坐在出租車內的聖,透過車窗往外望,雖然已經是凌晨時分,但此刻首爾市區內依舊是人滿為患,司機聽從聖的話,聖說要他載他去市區,所以他開了近一個多小時,來到了明洞,這絕對是市區中的市區,不明所以的聖,不知道自己已經被當成「豬」給「宰」了。
「司機,麻煩你帶我在附近找家價格公道的酒店!」
已經是凌晨兩點半了,必須先暫時找個落腳地,找家賓館先住下。
「好咧!」
司機笑臉相迎,今晚這趟不算白跑,他已經賺的「滿盤缽」了。
在明洞附近,很多酒店都貴的離譜,總算司機好心,載著聖在附近找了一家價格相對公道,衛生環境又好的小旅館。

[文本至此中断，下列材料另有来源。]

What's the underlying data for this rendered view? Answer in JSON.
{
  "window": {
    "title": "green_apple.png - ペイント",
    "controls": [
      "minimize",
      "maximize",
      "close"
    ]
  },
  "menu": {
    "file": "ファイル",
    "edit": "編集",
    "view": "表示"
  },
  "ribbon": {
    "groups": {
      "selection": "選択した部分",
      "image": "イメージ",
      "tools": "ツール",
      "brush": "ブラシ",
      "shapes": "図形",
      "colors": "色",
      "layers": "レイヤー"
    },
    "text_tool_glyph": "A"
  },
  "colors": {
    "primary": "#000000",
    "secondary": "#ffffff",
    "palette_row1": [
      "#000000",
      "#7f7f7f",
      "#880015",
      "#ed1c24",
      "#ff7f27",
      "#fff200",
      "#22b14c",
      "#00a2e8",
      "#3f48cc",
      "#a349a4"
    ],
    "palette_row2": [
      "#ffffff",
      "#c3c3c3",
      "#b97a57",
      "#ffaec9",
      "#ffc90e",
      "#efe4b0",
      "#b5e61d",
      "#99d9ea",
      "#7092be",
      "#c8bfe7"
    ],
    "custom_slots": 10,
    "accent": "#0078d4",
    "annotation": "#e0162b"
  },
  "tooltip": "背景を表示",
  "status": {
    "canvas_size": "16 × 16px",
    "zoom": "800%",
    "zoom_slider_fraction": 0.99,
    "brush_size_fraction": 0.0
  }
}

現在小旅館內住下,聖的房間正好對著不遠處的明洞大街,喧囂嘈雜的聲音透過玻璃牆壁直衝聖的神經。
「難怪這裡的價格這麼便宜,隔音居然這麼差!」
想想那日夜繁華的拉斯維加斯,比這裡喧囂嘈雜百倍不止,但住在天空酒店內,就好像與外界隔絕一樣,和現在比起來,真是一個天一個地的差別。
被嘈雜的聲音鬧得睡不著,聖起床走出了旅館,此刻街道兩旁的商店依舊燈火通明,彰顯著這座都市的繁華,仰頭望著高大的百貨公司大樓,聖覺得這裡和美國也沒什麼差別,只是週身的白人、黑人,都變成了黃皮膚黑眼睛的黃種人。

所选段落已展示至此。